Introduction: Orthostatic hypotension (OH) is common and associated with falls among older people. It is defined as a 20 mmHg SBP or 10mmHg DBP drop on active stand. OH is often associated with presyncope and syncope however many people are asymptomatic despite drops in BP consistent with the diagnosis.

Aim: To examine if symptoms or vasodepression during active stand are associated with falling in the last 12 months.

Methods: 269 community-dwelling people age ≥ 65 years underwent active stand. Participant's rested supine for 10 minutes before standing quickly for 3 minutes. BP was recorded using beat to beat monitoring; systolic (or diastolic) vasodepression was defined as the difference between the mean systolic BP over the 20 heart beats before standing minus the BP nadir during standing. Detailed fall history and clinical examination including cognitive function were recorded. Those with MMSE < 26 were excluded from the analysis (n = 27). Logistic regression assessed if symptoms or vasodepression associated with falling.

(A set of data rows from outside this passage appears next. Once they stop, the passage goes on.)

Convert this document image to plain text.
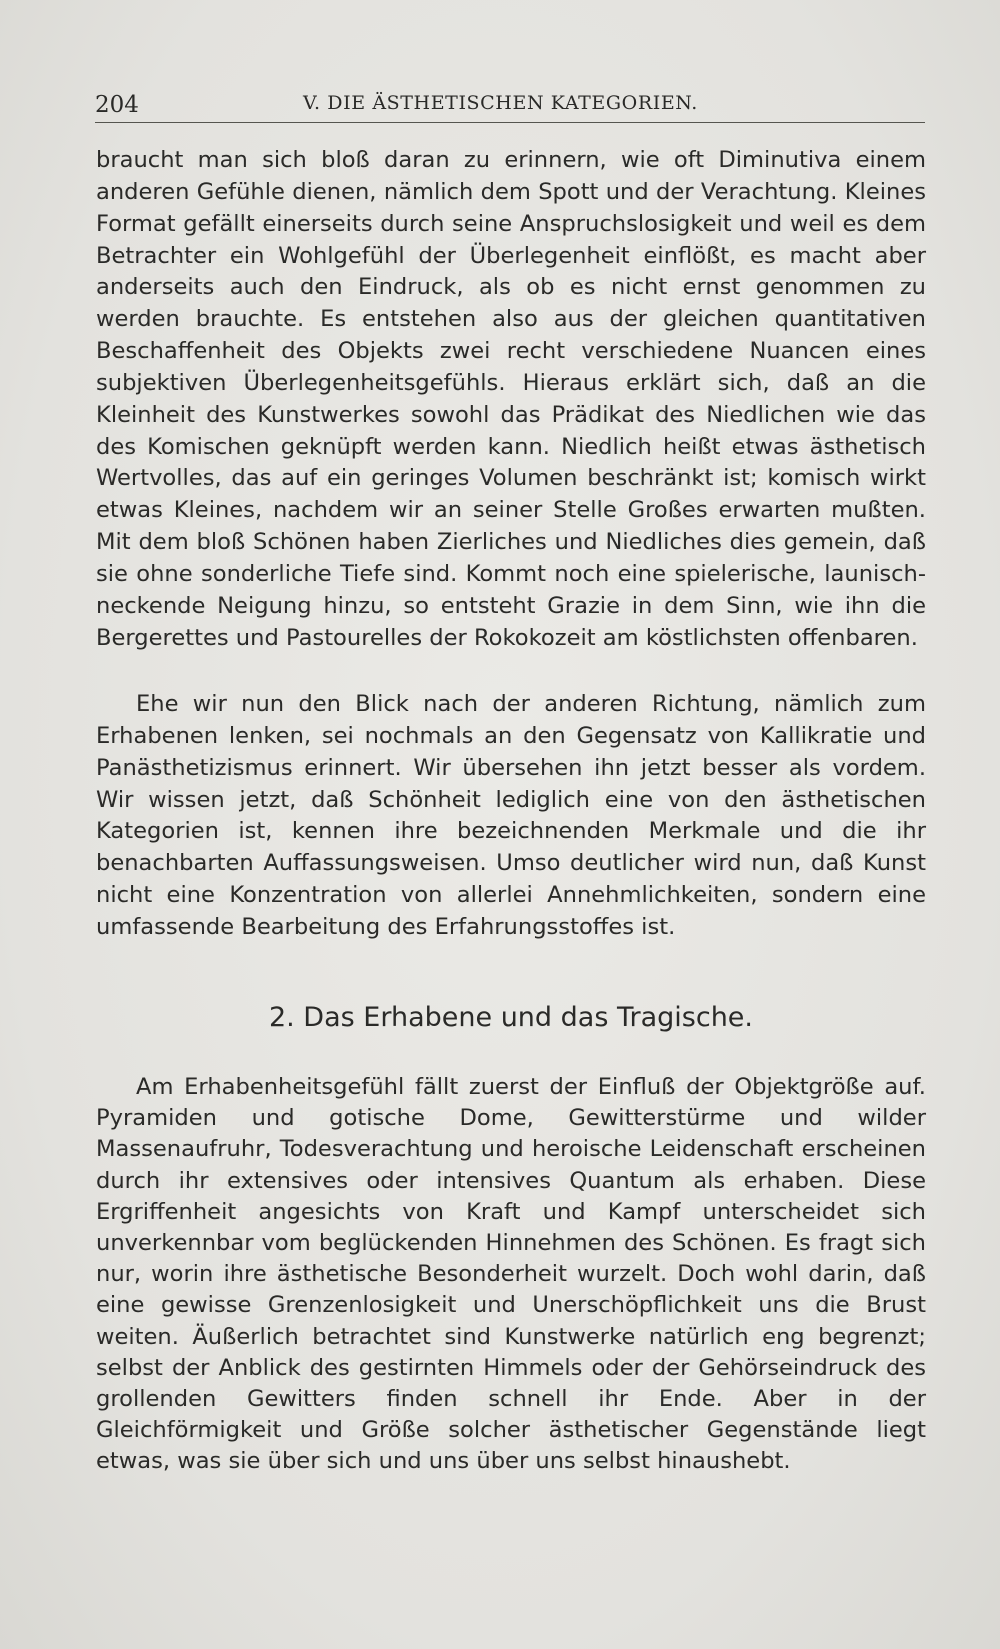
204	V. DIE ÄSTHETISCHEN KATEGORIEN.

braucht man sich bloß daran zu erinnern, wie oft Diminutiva einem anderen Gefühle dienen, nämlich dem Spott und der Verachtung. Kleines Format gefällt einerseits durch seine Anspruchslosigkeit und weil es dem Betrachter ein Wohlgefühl der Überlegenheit einflößt, es macht aber anderseits auch den Eindruck, als ob es nicht ernst genommen zu werden brauchte. Es entstehen also aus der gleichen quantitativen Beschaffenheit des Objekts zwei recht verschiedene Nuancen eines subjektiven Überlegenheitsgefühls. Hieraus erklärt sich, daß an die Kleinheit des Kunstwerkes sowohl das Prädikat des Niedlichen wie das des Komischen geknüpft werden kann. Niedlich heißt etwas ästhetisch Wertvolles, das auf ein geringes Volumen beschränkt ist; komisch wirkt etwas Kleines, nachdem wir an seiner Stelle Großes erwarten mußten. Mit dem bloß Schönen haben Zierliches und Niedliches dies gemein, daß sie ohne sonderliche Tiefe sind. Kommt noch eine spielerische, launisch-neckende Neigung hinzu, so entsteht Grazie in dem Sinn, wie ihn die Bergerettes und Pastourelles der Rokokozeit am köstlichsten offenbaren.

Ehe wir nun den Blick nach der anderen Richtung, nämlich zum Erhabenen lenken, sei nochmals an den Gegensatz von Kallikratie und Panästhetizismus erinnert. Wir übersehen ihn jetzt besser als vordem. Wir wissen jetzt, daß Schönheit lediglich eine von den ästhetischen Kategorien ist, kennen ihre bezeichnenden Merkmale und die ihr benachbarten Auffassungsweisen. Umso deutlicher wird nun, daß Kunst nicht eine Konzentration von allerlei Annehmlichkeiten, sondern eine umfassende Bearbeitung des Erfahrungsstoffes ist.

2. Das Erhabene und das Tragische.

Am Erhabenheitsgefühl fällt zuerst der Einfluß der Objektgröße auf. Pyramiden und gotische Dome, Gewitterstürme und wilder Massenaufruhr, Todesverachtung und heroische Leidenschaft erscheinen durch ihr extensives oder intensives Quantum als erhaben. Diese Ergriffenheit angesichts von Kraft und Kampf unterscheidet sich unverkennbar vom beglückenden Hinnehmen des Schönen. Es fragt sich nur, worin ihre ästhetische Besonderheit wurzelt. Doch wohl darin, daß eine gewisse Grenzenlosigkeit und Unerschöpflichkeit uns die Brust weiten. Äußerlich betrachtet sind Kunstwerke natürlich eng begrenzt; selbst der Anblick des gestirnten Himmels oder der Gehörseindruck des grollenden Gewitters finden schnell ihr Ende. Aber in der Gleichförmigkeit und Größe solcher ästhetischer Gegenstände liegt etwas, was sie über sich und uns über uns selbst hinaushebt.
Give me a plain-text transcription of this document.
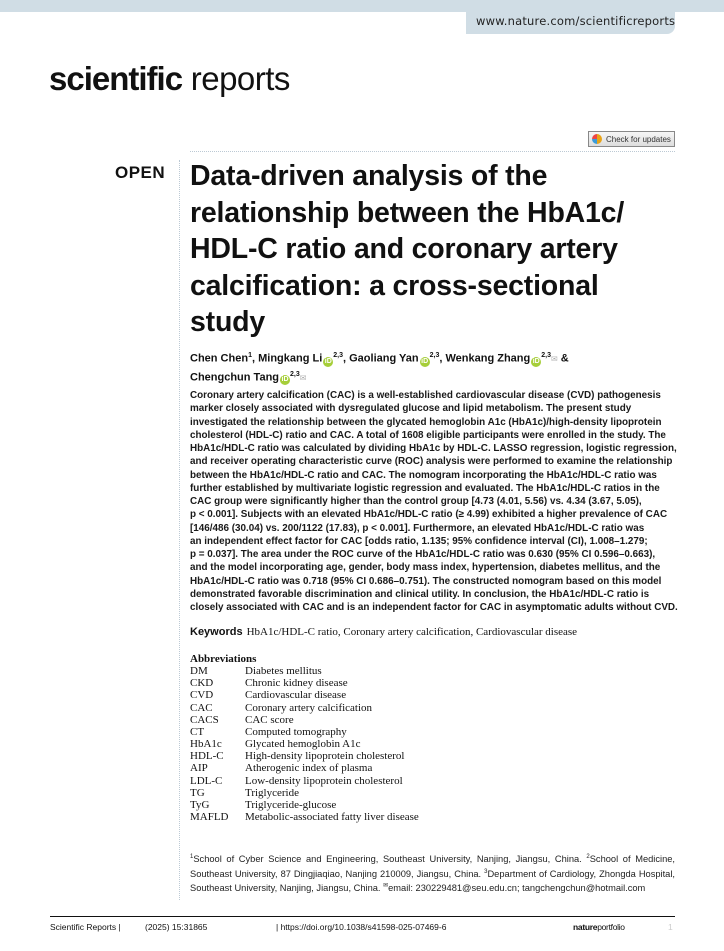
www.nature.com/scientificreports
scientific reports
Check for updates
OPEN Data-driven analysis of the
relationship between the HbA1c/
HDL-C ratio and coronary artery
calcification: a cross-sectional
study
Chen Chen$^1$, Mingkang Li iD$^{2,3}$, Gaoliang Yan iD$^{2,3}$, Wenkang Zhang iD$^{2,3}$✉ &
Chengchun Tang iD$^{2,3}$✉
Coronary artery calcification (CAC) is a well-established cardiovascular disease (CVD) pathogenesis
marker closely associated with dysregulated glucose and lipid metabolism. The present study
investigated the relationship between the glycated hemoglobin A1c (HbA1c)/high-density lipoprotein
cholesterol (HDL-C) ratio and CAC. A total of 1608 eligible participants were enrolled in the study. The
HbA1c/HDL-C ratio was calculated by dividing HbA1c by HDL-C. LASSO regression, logistic regression,
and receiver operating characteristic curve (ROC) analysis were performed to examine the relationship
between the HbA1c/HDL-C ratio and CAC. The nomogram incorporating the HbA1c/HDL-C ratio was
further established by multivariate logistic regression and evaluated. The HbA1c/HDL-C ratios in the
CAC group were significantly higher than the control group [4.73 (4.01, 5.56) vs. 4.34 (3.67, 5.05),
p < 0.001]. Subjects with an elevated HbA1c/HDL-C ratio (≥ 4.99) exhibited a higher prevalence of CAC
[146/486 (30.04) vs. 200/1122 (17.83), p < 0.001]. Furthermore, an elevated HbA1c/HDL-C ratio was
an independent effect factor for CAC [odds ratio, 1.135; 95% confidence interval (CI), 1.008–1.279;
p = 0.037]. The area under the ROC curve of the HbA1c/HDL-C ratio was 0.630 (95% CI 0.596–0.663),
and the model incorporating age, gender, body mass index, hypertension, diabetes mellitus, and the
HbA1c/HDL-C ratio was 0.718 (95% CI 0.686–0.751). The constructed nomogram based on this model
demonstrated favorable discrimination and clinical utility. In conclusion, the HbA1c/HDL-C ratio is
closely associated with CAC and is an independent factor for CAC in asymptomatic adults without CVD.
Keywords HbA1c/HDL-C ratio, Coronary artery calcification, Cardiovascular disease
Abbreviations
DM	Diabetes mellitus
CKD	Chronic kidney disease
CVD	Cardiovascular disease
CAC	Coronary artery calcification
CACS	CAC score
CT	Computed tomography
HbA1c	Glycated hemoglobin A1c
HDL-C	High-density lipoprotein cholesterol
AIP	Atherogenic index of plasma
LDL-C	Low-density lipoprotein cholesterol
TG	Triglyceride
TyG	Triglyceride-glucose
MAFLD	Metabolic-associated fatty liver disease
$^1$School of Cyber Science and Engineering, Southeast University, Nanjing, Jiangsu, China. $^2$School of Medicine, Southeast University, 87 Dingjiaqiao, Nanjing 210009, Jiangsu, China. $^3$Department of Cardiology, Zhongda Hospital, Southeast University, Nanjing, Jiangsu, China. ✉email: 230229481@seu.edu.cn; tangchengchun@hotmail.com
Scientific Reports |	(2025) 15:31865	| https://doi.org/10.1038/s41598-025-07469-6	natureportfolio	1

Results: Sixty-nine subjects reported falling in the previous 12. Fallers were more likely to have a history of hypertension, had poorer scores on Tinetti gate and balance assessment and were more likely to be symptomatic during the active stand. No significant difference occurred in proportion of participants with OH between the two groups and no difference in degree of systolic or diastolic vasodepression between the groups.

Logistic regression showed symptoms during active stand but not systolic vasodepression associated with falling [OR 3.02 (95%CI 1.57, 5.82)] and [OR 1.01 (95% CI 0.99, 1.02)] respectively. Similarly, with diastolic vasodepression; symptoms but not BP drop were associated with falling [OR 3.22 (95% CI 1.67, 6.23)] and [OR 0.98 (95% 0.95, 1.01)]. These findings remained consistent after adjusting for age and sex, and risk factors for falling.

Conclusion: Symptoms during active stand strongly associates with falling rather than vasodepression.